Wagner's script is so sloppily-constructed that things that should be big reveals and surprises land with a complete thud. Is it supposed to be a surprise that Agatha is Benjie's older sister and the disowned daughter of the Weisses? Because by mentioning her last name as soon as we see her, we've put that together. Wagner tries to demonstrate some complexity in the various parallels that manifest between characters involving ghosts, fire, and incest, with a particularly creepy focus on the latter, and he only succeeds in repetitious overkill, especially if you're one of the four people who can recall that ghosts reminding characters of their past misdeeds was also a major part of SCENES FROM THE CLASS STRUGGLE IN BEVERLY HILLS. Elsewhere, Cronenberg props things up with the unfortunate crutch of shock value in ways that do nothing to further the story, whether it's bodily discharges with Agatha leaving a menstrual blood stain on Havana's $12K couch or a constipated Havana struggling to defecate and only loudly passing gas. Yes, David Cronenberg has been reduced to fart jokes and drags Moore down with him.

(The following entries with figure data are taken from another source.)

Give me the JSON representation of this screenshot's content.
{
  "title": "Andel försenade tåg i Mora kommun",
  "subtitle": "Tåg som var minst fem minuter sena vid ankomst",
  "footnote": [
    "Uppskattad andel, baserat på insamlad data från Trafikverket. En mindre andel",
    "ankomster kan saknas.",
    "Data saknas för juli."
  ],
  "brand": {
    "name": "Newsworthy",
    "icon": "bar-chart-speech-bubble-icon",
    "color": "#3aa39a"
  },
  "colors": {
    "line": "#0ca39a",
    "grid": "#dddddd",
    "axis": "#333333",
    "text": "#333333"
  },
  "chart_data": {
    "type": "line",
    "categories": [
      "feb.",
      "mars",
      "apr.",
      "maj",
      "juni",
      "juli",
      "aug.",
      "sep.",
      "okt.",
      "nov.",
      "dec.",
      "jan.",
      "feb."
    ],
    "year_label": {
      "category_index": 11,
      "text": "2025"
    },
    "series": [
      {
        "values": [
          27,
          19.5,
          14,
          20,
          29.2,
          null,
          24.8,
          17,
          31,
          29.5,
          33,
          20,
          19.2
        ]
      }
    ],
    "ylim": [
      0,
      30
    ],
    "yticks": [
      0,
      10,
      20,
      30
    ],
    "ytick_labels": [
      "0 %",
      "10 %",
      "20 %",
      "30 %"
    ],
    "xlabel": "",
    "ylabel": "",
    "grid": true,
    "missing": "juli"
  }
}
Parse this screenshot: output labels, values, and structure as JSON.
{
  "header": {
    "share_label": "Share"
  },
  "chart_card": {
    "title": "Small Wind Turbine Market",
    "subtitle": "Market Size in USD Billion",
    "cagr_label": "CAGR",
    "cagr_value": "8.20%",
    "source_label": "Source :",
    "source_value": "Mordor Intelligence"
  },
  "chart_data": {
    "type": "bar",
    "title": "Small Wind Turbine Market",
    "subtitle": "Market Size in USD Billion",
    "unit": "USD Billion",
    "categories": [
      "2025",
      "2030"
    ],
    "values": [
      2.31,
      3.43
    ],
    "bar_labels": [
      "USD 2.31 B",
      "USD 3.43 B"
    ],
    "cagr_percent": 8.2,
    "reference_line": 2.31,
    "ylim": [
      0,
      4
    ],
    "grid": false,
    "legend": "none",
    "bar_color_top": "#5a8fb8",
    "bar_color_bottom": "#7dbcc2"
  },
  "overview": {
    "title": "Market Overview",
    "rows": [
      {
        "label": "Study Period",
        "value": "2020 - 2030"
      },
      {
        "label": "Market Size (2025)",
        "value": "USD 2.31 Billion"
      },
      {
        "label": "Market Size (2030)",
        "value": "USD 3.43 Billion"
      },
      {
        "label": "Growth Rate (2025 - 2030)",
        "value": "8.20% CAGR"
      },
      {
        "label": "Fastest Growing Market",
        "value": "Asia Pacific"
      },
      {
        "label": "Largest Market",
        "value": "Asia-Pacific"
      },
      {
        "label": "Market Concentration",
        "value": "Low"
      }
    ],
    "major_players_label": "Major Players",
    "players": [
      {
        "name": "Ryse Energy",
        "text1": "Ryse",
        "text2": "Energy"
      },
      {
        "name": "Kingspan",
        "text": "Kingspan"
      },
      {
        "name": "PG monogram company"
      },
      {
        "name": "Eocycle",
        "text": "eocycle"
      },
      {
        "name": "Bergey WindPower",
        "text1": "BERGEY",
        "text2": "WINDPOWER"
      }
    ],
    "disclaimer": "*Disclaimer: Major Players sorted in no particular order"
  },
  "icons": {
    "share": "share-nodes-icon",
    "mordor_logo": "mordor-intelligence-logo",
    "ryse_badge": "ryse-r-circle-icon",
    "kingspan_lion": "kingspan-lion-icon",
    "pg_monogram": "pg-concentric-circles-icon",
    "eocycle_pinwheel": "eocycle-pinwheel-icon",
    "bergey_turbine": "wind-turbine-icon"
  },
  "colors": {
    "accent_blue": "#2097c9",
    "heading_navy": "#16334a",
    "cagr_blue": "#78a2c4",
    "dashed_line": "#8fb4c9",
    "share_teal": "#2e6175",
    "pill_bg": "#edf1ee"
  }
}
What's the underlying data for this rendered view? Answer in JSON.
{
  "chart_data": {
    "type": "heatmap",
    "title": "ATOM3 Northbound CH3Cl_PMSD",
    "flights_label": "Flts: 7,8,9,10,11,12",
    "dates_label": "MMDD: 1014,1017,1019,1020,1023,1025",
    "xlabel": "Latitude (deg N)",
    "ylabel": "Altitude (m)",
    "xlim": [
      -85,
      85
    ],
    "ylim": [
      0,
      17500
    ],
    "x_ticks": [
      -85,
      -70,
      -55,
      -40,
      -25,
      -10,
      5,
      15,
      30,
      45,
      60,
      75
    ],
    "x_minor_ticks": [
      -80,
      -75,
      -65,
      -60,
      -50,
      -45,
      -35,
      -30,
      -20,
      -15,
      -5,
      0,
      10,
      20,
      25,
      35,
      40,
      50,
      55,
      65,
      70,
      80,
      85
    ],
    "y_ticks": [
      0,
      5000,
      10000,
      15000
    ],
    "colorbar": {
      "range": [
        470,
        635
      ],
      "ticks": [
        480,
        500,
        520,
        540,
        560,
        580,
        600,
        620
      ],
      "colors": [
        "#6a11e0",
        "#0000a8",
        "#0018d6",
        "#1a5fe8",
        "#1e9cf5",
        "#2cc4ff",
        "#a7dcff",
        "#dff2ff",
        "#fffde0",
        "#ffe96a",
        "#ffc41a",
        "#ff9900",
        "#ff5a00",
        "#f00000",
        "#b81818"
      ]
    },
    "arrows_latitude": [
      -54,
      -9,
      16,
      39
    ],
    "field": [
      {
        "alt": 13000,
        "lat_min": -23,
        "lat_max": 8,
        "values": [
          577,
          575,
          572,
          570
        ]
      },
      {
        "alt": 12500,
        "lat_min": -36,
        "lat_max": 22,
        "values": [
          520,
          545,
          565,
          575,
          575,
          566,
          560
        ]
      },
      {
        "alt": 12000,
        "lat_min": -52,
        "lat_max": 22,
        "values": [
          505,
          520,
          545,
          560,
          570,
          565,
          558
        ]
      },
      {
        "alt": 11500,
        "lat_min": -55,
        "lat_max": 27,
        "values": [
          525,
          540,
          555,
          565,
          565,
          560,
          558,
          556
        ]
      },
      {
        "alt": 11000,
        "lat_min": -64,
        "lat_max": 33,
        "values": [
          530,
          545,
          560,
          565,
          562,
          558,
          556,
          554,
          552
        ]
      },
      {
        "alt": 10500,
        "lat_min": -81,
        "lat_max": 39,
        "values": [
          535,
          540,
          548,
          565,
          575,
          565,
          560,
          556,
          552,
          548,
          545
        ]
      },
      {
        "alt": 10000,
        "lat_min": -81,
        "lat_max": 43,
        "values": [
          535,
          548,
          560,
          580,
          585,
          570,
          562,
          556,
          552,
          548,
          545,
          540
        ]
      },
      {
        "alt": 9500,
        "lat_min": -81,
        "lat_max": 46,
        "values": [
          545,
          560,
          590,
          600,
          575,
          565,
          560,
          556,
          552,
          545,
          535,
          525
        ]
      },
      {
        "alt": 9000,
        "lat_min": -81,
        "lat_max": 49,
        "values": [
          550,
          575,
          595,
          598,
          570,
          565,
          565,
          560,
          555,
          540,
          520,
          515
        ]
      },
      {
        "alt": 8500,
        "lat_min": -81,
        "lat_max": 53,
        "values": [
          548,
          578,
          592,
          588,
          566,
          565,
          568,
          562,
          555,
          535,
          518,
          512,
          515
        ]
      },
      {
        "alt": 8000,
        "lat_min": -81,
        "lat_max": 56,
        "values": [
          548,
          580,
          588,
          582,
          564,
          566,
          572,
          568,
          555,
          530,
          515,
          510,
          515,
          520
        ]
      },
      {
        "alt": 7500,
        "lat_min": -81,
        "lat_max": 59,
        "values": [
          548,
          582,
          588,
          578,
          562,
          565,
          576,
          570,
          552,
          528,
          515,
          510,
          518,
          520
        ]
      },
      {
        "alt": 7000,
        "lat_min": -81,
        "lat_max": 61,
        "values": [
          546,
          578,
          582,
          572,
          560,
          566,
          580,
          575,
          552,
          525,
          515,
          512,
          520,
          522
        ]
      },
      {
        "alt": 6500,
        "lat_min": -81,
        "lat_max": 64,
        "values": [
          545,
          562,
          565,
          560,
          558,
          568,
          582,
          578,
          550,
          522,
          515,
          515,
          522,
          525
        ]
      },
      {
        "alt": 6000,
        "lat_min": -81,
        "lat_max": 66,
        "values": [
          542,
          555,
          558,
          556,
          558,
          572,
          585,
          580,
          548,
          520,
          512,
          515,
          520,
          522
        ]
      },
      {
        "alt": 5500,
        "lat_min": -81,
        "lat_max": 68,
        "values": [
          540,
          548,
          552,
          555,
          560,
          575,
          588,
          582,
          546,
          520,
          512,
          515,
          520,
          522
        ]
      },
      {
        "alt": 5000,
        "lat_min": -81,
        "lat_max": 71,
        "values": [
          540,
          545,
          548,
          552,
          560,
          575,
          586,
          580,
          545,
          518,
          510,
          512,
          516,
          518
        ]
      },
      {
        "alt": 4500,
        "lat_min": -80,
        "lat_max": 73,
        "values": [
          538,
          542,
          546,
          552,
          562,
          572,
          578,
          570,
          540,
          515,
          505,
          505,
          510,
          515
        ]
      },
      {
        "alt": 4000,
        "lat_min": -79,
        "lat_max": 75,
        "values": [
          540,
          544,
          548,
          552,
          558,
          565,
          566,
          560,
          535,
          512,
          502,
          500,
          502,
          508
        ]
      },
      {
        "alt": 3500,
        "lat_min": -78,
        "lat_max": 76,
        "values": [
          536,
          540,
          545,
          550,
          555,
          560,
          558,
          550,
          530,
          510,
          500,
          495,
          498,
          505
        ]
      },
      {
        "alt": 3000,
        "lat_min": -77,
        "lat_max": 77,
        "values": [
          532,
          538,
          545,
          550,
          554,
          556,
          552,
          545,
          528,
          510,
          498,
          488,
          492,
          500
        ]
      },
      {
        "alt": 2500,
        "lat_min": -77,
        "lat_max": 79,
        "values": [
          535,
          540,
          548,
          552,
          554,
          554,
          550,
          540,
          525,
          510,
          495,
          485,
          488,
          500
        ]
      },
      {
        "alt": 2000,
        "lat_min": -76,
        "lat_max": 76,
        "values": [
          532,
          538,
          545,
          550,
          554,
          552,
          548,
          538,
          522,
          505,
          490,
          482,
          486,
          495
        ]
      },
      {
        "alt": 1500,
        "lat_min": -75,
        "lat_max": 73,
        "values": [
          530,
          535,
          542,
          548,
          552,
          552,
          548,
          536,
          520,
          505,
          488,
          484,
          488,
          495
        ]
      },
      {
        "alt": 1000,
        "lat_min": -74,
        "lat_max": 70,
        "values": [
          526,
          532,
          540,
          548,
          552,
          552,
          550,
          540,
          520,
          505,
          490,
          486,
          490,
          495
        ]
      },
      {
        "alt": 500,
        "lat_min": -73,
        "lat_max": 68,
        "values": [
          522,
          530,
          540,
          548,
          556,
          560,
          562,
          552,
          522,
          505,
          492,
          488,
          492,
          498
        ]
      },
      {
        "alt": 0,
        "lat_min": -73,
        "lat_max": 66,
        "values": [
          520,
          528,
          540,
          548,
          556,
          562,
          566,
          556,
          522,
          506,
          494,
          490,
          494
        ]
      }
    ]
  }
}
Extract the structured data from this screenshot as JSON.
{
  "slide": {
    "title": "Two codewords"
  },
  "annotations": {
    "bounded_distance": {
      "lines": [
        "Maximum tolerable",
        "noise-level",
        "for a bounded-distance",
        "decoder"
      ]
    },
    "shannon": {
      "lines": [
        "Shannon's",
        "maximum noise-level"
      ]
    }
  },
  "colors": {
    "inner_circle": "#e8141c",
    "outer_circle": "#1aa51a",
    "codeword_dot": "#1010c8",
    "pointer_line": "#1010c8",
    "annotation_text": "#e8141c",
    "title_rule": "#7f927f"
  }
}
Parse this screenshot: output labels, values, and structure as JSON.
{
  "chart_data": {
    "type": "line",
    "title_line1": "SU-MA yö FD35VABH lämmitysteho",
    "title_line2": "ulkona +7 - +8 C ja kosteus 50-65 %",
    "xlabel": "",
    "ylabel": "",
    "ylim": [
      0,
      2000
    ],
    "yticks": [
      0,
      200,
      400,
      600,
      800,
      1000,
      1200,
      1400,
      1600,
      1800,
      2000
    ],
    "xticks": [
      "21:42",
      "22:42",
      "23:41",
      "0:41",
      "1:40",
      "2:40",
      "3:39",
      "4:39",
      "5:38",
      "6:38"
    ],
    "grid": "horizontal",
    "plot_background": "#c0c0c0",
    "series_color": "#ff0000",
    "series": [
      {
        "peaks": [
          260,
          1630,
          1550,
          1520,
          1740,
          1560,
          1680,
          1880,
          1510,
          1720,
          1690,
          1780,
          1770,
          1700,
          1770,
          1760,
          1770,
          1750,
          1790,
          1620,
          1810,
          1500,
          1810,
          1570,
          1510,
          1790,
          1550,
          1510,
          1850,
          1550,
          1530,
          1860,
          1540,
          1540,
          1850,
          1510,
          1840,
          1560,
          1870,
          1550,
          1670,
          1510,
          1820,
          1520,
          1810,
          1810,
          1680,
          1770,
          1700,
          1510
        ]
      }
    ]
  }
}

The best thing that can be said about MAPS TO THE STARS is that the actors commit. Moore overdoes it, but the character requires such, and one of the few satirical bits that actually has some scathing bite to it is when she loses the role in the movie to younger rival Azita (Jayne Heitmeyer), known for "letting producers put their dick in her ass and take a piss," only to win it back when Azita's six-year-old son Micah drowns in a swimming pool, prompting her to have a breakdown and drop out of the film. The role then goes to Havana, who reacts by joyously dancing through the house and outside by the pool, shouting Micah's name and singing "Na Na Hey Hey Kiss Him Goodbye." Moore won the Best Actress award at Cannes for her scenery-chewing work and prior to her eventual Oscar win for STILL ALICE, was generating some Academy buzz for MAPS until its US release got pushed to 2015 (it was out in Europe last summer), preceded by one of the most blatantly misleading trailers in quite some time, edited in a way to make it look like Wasikowska is the psycho in a SINGLE WHITE FEMALE-type thriller. Bird does a solid job at playing a spoiled and thoroughly despicable turd, and even Cusack, taking a break from his new career in D-grade action movies, has some good moments, though he's first seen vaping--apparently his go-to prop as DRIVE HARD and RECLAIM introduced him the exact same way. Some good performances aside (though Pattinson is wasted in a rather nothing role), MAPS TO THE STARS is all bark and no bite, filled with tired depictions of debauchery, transgression, and generally bad behavior, plus an act of self-immolation that features the worst CGI fire I've ever seen. Cronenberg needn't prove anything to anyone at this point, but he's still smarter than a de facto follow-up to a forgotten 25-year-old movie that almost nobody liked. One leaves MAPS TO THE STARS wishing its poster art's tag line "Eventually stars burn out" didn't seem so oddly prophetic for its director. And as far as Wagner is concerned, his only significant contribution to cinema remains sharing a story credit with Wes Craven on 1987's A NIGHTMARE ON ELM STREET 3: DREAM WARRIORS.